Le 10 avril, la DCPJ a finalement déféré 22 personnes, dont Habitant, au parquet de Port-au-Prince, pour des accusations très graves : complicité d’assassinat, enlèvements, trafic d’armes, séquestrations, incendies criminels, association de malfaiteurs. Parmi les coaccusés figurent des ex-parlementaires, des cadres de l’administration publique, et des policiers. La justice est également invitée à émettre des mandats contre des figures connues du banditisme comme Jimmy Chérizier alias « Barbecue ».

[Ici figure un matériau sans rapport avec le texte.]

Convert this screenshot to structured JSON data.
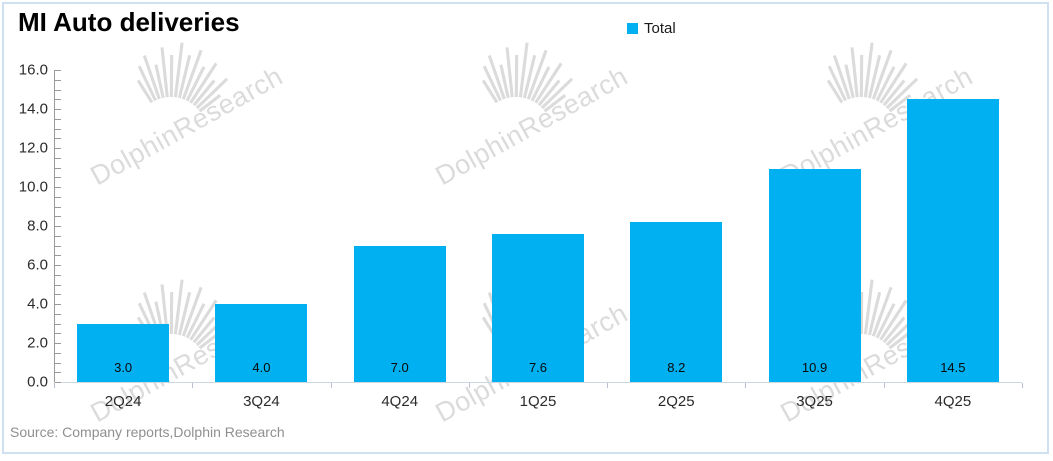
{
  "title": "MI Auto deliveries",
  "legend": {
    "label": "Total",
    "color": "#00B0F0"
  },
  "source": "Source: Company reports,Dolphin Research",
  "watermark": {
    "text": "DolphinResearch"
  },
  "chart_data": {
    "type": "bar",
    "title": "MI Auto deliveries",
    "categories": [
      "2Q24",
      "3Q24",
      "4Q24",
      "1Q25",
      "2Q25",
      "3Q25",
      "4Q25"
    ],
    "series": [
      {
        "name": "Total",
        "values": [
          3.0,
          4.0,
          7.0,
          7.6,
          8.2,
          10.9,
          14.5
        ]
      }
    ],
    "data_labels": [
      "3.0",
      "4.0",
      "7.0",
      "7.6",
      "8.2",
      "10.9",
      "14.5"
    ],
    "xlabel": "",
    "ylabel": "",
    "ylim": [
      0,
      16
    ],
    "ytick_step": 2,
    "ytick_minor_step": 0.5,
    "ytick_labels": [
      "0.0",
      "2.0",
      "4.0",
      "6.0",
      "8.0",
      "10.0",
      "12.0",
      "14.0",
      "16.0"
    ],
    "grid": false,
    "legend_position": "top-center",
    "bar_color": "#00B0F0",
    "value_label_position": "inside-base"
  }
}
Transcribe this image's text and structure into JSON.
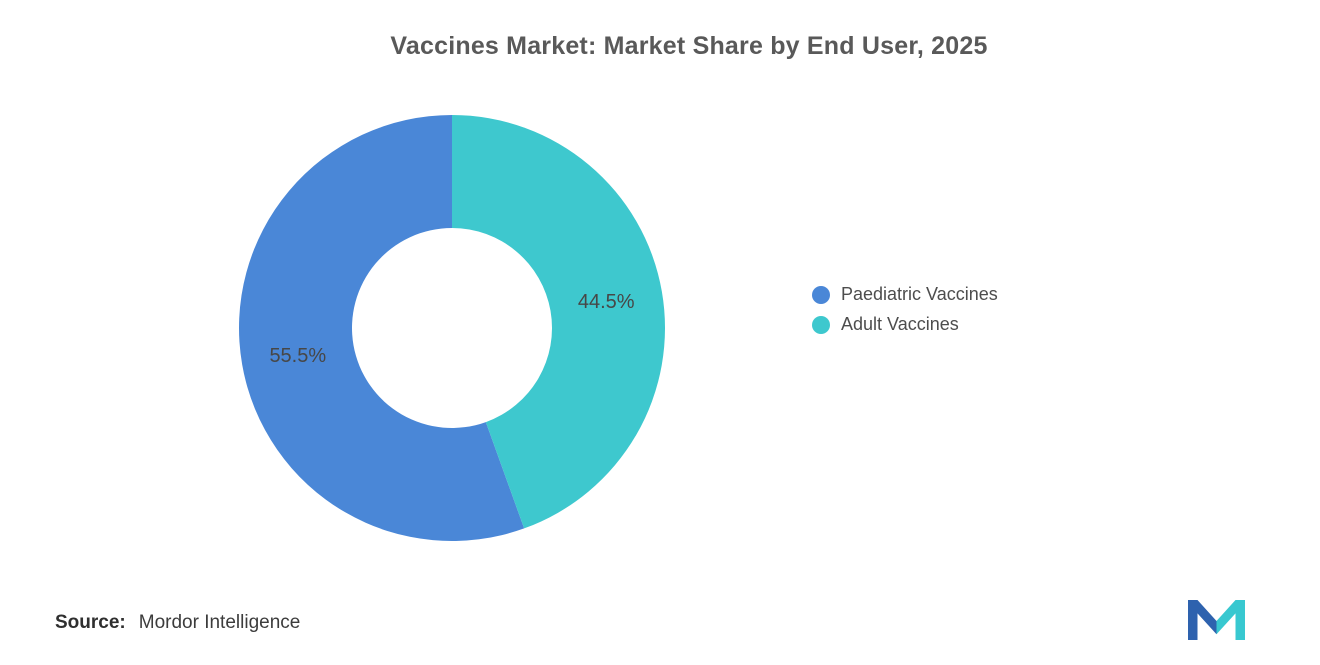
{
  "title": "Vaccines Market: Market Share by End User, 2025",
  "legend": [
    {
      "label": "Paediatric Vaccines",
      "color": "#4A87D7"
    },
    {
      "label": "Adult Vaccines",
      "color": "#3EC8CE"
    }
  ],
  "source": {
    "label": "Source:",
    "value": "Mordor Intelligence"
  },
  "logo": {
    "name": "mordor-intelligence-logo",
    "blue": "#2E62AE",
    "teal": "#38C8D0"
  },
  "chart_data": {
    "type": "pie",
    "title": "Vaccines Market: Market Share by End User, 2025",
    "donut": true,
    "inner_radius_ratio": 0.47,
    "start_angle": "top",
    "direction": "counterclockwise",
    "legend_position": "right",
    "unit": "%",
    "slices": [
      {
        "label": "Paediatric Vaccines",
        "value": 55.5,
        "display": "55.5%",
        "color": "#4A87D7"
      },
      {
        "label": "Adult Vaccines",
        "value": 44.5,
        "display": "44.5%",
        "color": "#3EC8CE"
      }
    ]
  }
}
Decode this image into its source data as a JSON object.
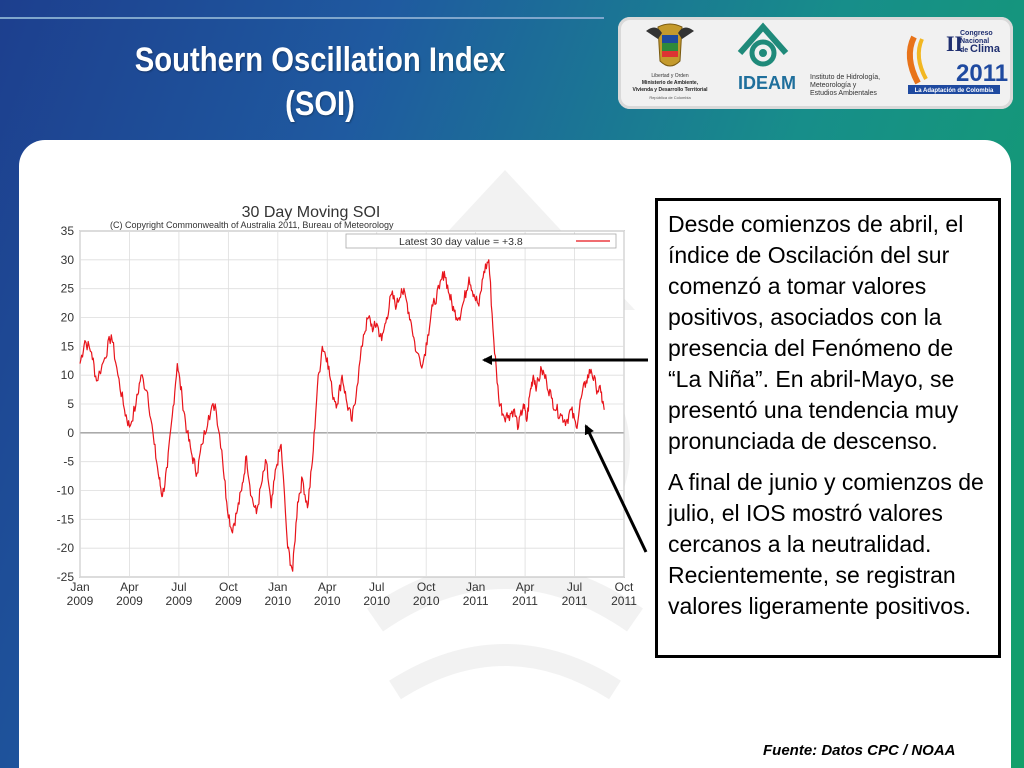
{
  "slide": {
    "title_line1": "Southern Oscillation Index",
    "title_line2": "(SOI)",
    "source": "Fuente:  Datos CPC / NOAA"
  },
  "logos": {
    "colombia_lines": [
      "Libertad y Orden",
      "Ministerio de Ambiente,",
      "Vivienda y Desarrollo Territorial",
      "República de Colombia"
    ],
    "ideam_name": "IDEAM",
    "ideam_desc": [
      "Instituto de Hidrología,",
      "Meteorología y",
      "Estudios Ambientales"
    ],
    "congreso_lines": [
      "II",
      "Congreso",
      "Nacional",
      "de",
      "Clima",
      "2011"
    ],
    "congreso_tagline": "La Adaptación de Colombia"
  },
  "textbox": {
    "p1": "Desde comienzos de abril, el índice de Oscilación del sur comenzó a tomar valores positivos, asociados con la presencia del Fenómeno de “La Niña”. En abril-Mayo, se presentó una tendencia muy pronunciada de descenso.",
    "p2": "A final de junio y comienzos de julio, el IOS mostró valores cercanos a la neutralidad. Recientemente, se registran valores ligeramente positivos."
  },
  "colors": {
    "series": "#e8141b",
    "accent_green": "#1e9e4e"
  },
  "chart_data": {
    "type": "line",
    "title": "30 Day Moving SOI",
    "subtitle": "(C) Copyright Commonwealth of Australia 2011, Bureau of Meteorology",
    "legend": "Latest 30 day value = +3.8",
    "legend_placement": "top-right",
    "grid": true,
    "ylim": [
      -25,
      35
    ],
    "yticks": [
      35,
      30,
      25,
      20,
      15,
      10,
      5,
      0,
      -5,
      -10,
      -15,
      -20,
      -25
    ],
    "xticks": [
      {
        "month": "Jan",
        "year": "2009",
        "pos": 0
      },
      {
        "month": "Apr",
        "year": "2009",
        "pos": 3
      },
      {
        "month": "Jul",
        "year": "2009",
        "pos": 6
      },
      {
        "month": "Oct",
        "year": "2009",
        "pos": 9
      },
      {
        "month": "Jan",
        "year": "2010",
        "pos": 12
      },
      {
        "month": "Apr",
        "year": "2010",
        "pos": 15
      },
      {
        "month": "Jul",
        "year": "2010",
        "pos": 18
      },
      {
        "month": "Oct",
        "year": "2010",
        "pos": 21
      },
      {
        "month": "Jan",
        "year": "2011",
        "pos": 24
      },
      {
        "month": "Apr",
        "year": "2011",
        "pos": 27
      },
      {
        "month": "Jul",
        "year": "2011",
        "pos": 30
      },
      {
        "month": "Oct",
        "year": "2011",
        "pos": 33
      }
    ],
    "xlim": [
      0,
      33
    ],
    "series": [
      {
        "x": [
          0,
          0.3,
          0.7,
          1.0,
          1.5,
          1.9,
          2.3,
          2.7,
          3.0,
          3.4,
          3.7,
          4.1,
          4.5,
          4.8,
          5.0,
          5.3,
          5.6,
          5.9,
          6.2,
          6.5,
          6.8,
          7.1,
          7.4,
          7.8,
          8.2,
          8.6,
          8.9,
          9.2,
          9.5,
          9.8,
          10.1,
          10.4,
          10.7,
          11.0,
          11.3,
          11.6,
          11.9,
          12.2,
          12.6,
          12.9,
          13.2,
          13.5,
          13.8,
          14.1,
          14.4,
          14.7,
          15.0,
          15.3,
          15.6,
          15.9,
          16.2,
          16.5,
          16.8,
          17.2,
          17.5,
          17.8,
          18.0,
          18.3,
          18.6,
          18.9,
          19.2,
          19.5,
          19.8,
          20.1,
          20.4,
          20.8,
          21.1,
          21.4,
          21.8,
          22.1,
          22.4,
          22.7,
          23.0,
          23.3,
          23.6,
          23.9,
          24.2,
          24.5,
          24.8,
          25.1,
          25.4,
          25.7,
          26.0,
          26.3,
          26.6,
          26.9,
          27.1,
          27.3,
          27.5,
          27.7,
          28.0,
          28.3,
          28.6,
          28.9,
          29.2,
          29.5,
          29.8,
          30.1,
          30.4,
          30.7,
          31.0,
          31.3,
          31.6,
          31.8
        ],
        "y": [
          12,
          16,
          14,
          9,
          13,
          17,
          10,
          4,
          1,
          5,
          10,
          7,
          -2,
          -8,
          -11,
          -6,
          3,
          12,
          6,
          0,
          -4,
          -7,
          -2,
          3,
          5,
          -3,
          -12,
          -17,
          -14,
          -10,
          -4,
          -11,
          -14,
          -9,
          -5,
          -13,
          -6,
          -2,
          -20,
          -24,
          -12,
          -8,
          -13,
          -5,
          8,
          15,
          13,
          7,
          5,
          10,
          5,
          2,
          8,
          17,
          20,
          18,
          19,
          16,
          20,
          24,
          22,
          25,
          23,
          19,
          14,
          12,
          17,
          22,
          25,
          28,
          24,
          21,
          20,
          23,
          27,
          24,
          22,
          28,
          30,
          16,
          6,
          3,
          3,
          4,
          1,
          5,
          2,
          7,
          10,
          8,
          11,
          9,
          6,
          4,
          3,
          2,
          4,
          1,
          6,
          9,
          11,
          8,
          7,
          4
        ]
      }
    ]
  }
}
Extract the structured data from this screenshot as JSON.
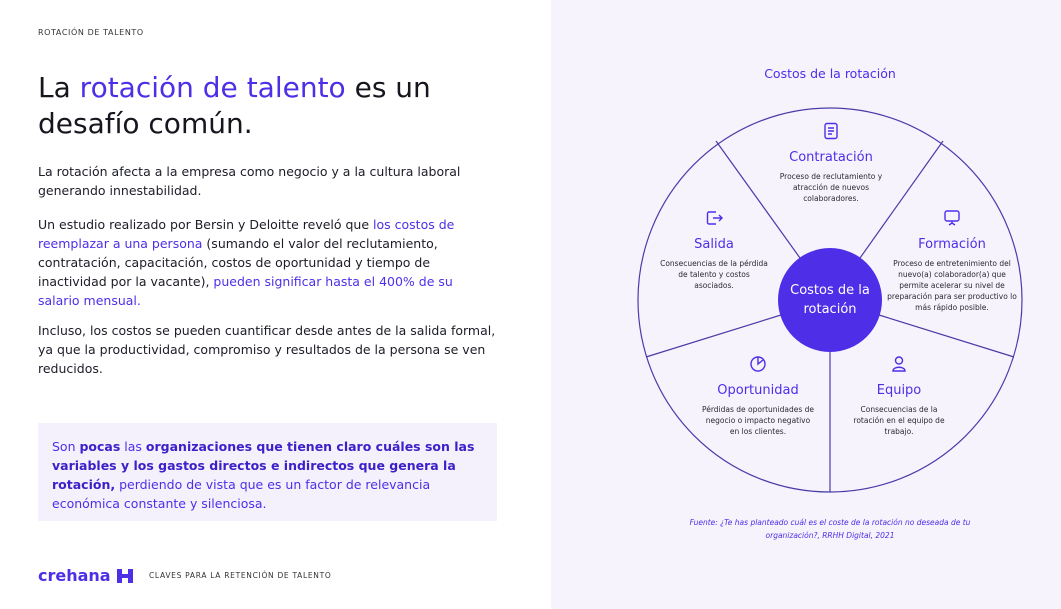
{
  "header": {
    "kicker": "ROTACIÓN DE TALENTO"
  },
  "title": {
    "pre": "La ",
    "accent": "rotación de talento",
    "post": " es un desafío común."
  },
  "paragraphs": {
    "p1": "La rotación afecta a la empresa como negocio y a la cultura laboral generando innestabilidad.",
    "p2a": "Un estudio realizado por Bersin y Deloitte reveló que ",
    "p2b": "los costos de reemplazar a una persona",
    "p2c": " (sumando el valor del reclutamiento, contratación, capacitación, costos de oportunidad y tiempo de inactividad por la vacante), ",
    "p2d": "pueden significar hasta el 400% de su salario mensual.",
    "p3": "Incluso, los costos se pueden cuantificar desde antes de la salida formal, ya que la productividad, compromiso y resultados de la persona se ven reducidos."
  },
  "callout": {
    "a": "Son ",
    "b": "pocas",
    "c": " las ",
    "d": "organizaciones que tienen claro cuáles son las variables y los gastos directos e indirectos que genera la rotación,",
    "e": " perdiendo de vista que es un factor de relevancia económica constante y silenciosa."
  },
  "footer": {
    "logo": "crehana",
    "text": "CLAVES PARA LA RETENCIÓN DE TALENTO"
  },
  "diagram": {
    "title": "Costos de la rotación",
    "center": "Costos de la rotación",
    "accent_color": "#4f2ee8",
    "segments": [
      {
        "icon": "document-icon",
        "title": "Contratación",
        "desc": "Proceso de reclutamiento y atracción de nuevos colaboradores."
      },
      {
        "icon": "presentation-icon",
        "title": "Formación",
        "desc": "Proceso de entretenimiento del nuevo(a) colaborador(a) que permite acelerar su nivel de preparación para ser productivo lo más rápido posible."
      },
      {
        "icon": "user-icon",
        "title": "Equipo",
        "desc": "Consecuencias de la rotación en el equipo de trabajo."
      },
      {
        "icon": "pie-chart-icon",
        "title": "Oportunidad",
        "desc": "Pérdidas de oportunidades de negocio o impacto negativo en los clientes."
      },
      {
        "icon": "exit-icon",
        "title": "Salida",
        "desc": "Consecuencias de la pérdida de talento y costos asociados."
      }
    ],
    "source": "Fuente: ¿Te has planteado cuál es el coste de la rotación no deseada de tu organización?, RRHH Digital, 2021"
  }
}
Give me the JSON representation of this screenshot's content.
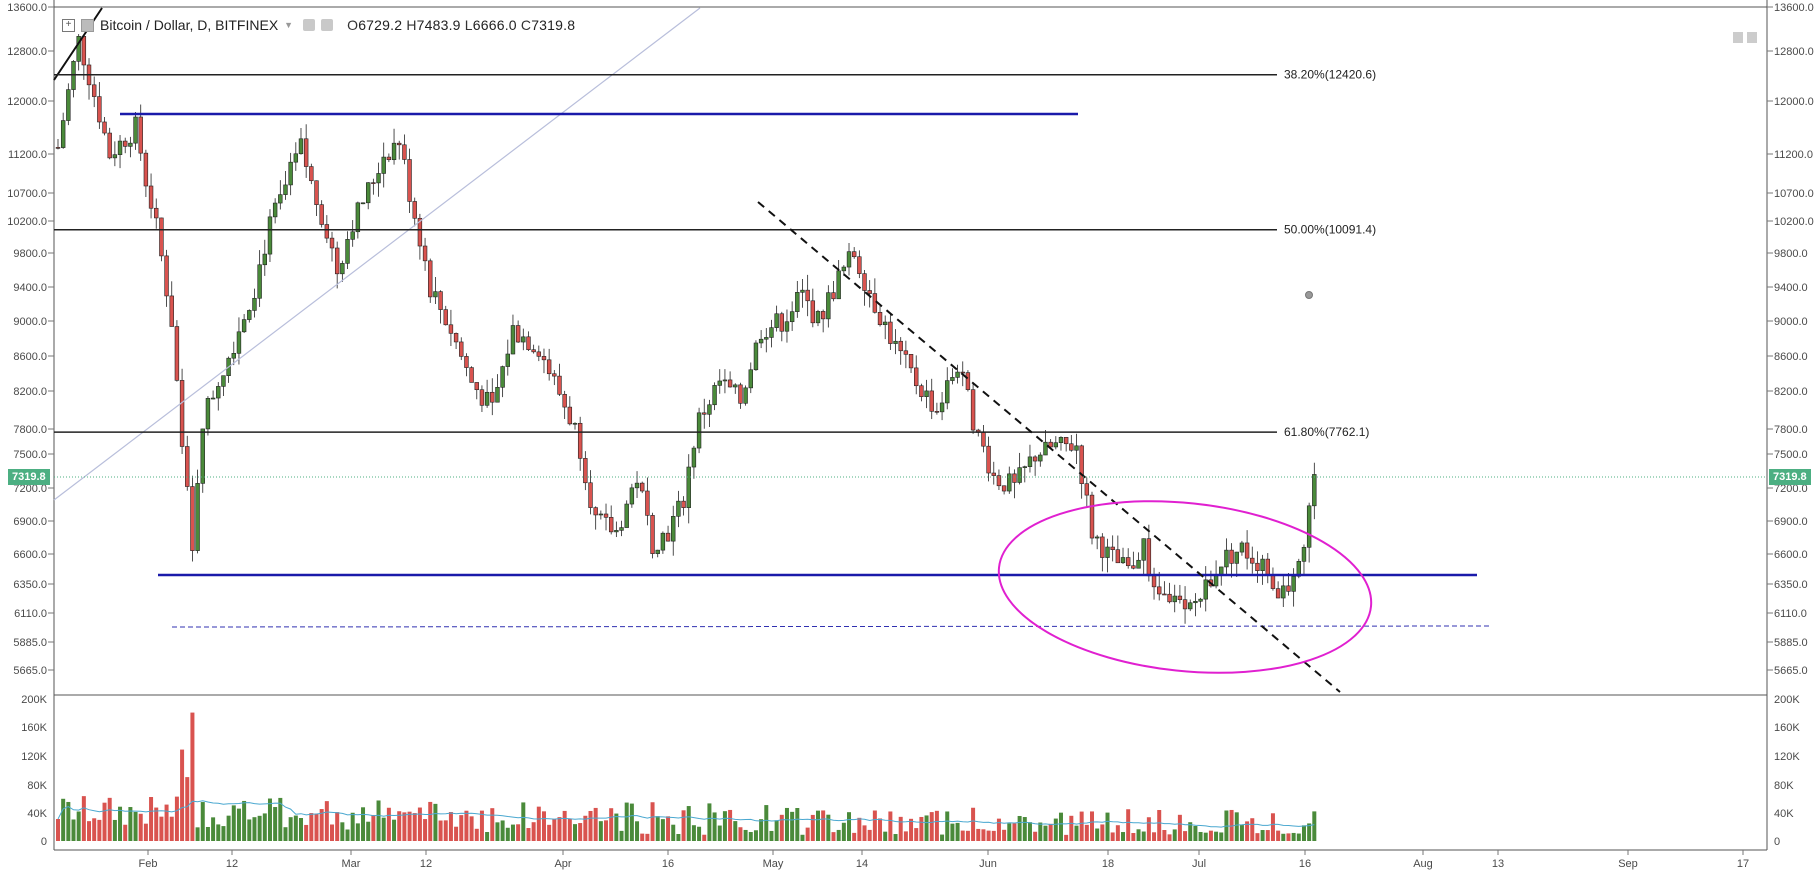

Les éléments à charge sont accablants : appels téléphoniques avec des chefs de gang, échanges WhatsApp évoquant l’achat de munitions, transferts d’argent via Mon Cash pour les groupes armés, intermédiation entre gangs et personnalités publiques. Magalie Habitant a même reconnu avoir versé un million de gourdes à des ravisseurs pour libérer des Dominicains enlevés.
Le directeur de la CAS, Elionor Devallon, est accusé d’avoir détourné des fonds publics destinés aux plus vulnérables. Vingt-huit chèques, pour un montant total de près de 1,3 million de gourdes, auraient été encaissés par lui-même, tandis que d’autres bénéficiaires recevaient à peine 1 500 gourdes.
Des policiers sont également impliqués dans des trafics d’armes, et certains seraient liés à des groupes criminels responsables d’assassinats. Cette affaire dévoile l’ampleur de la collusion entre institutions publiques et réseaux criminels. La société haïtienne attend que justice soit enfin rendue.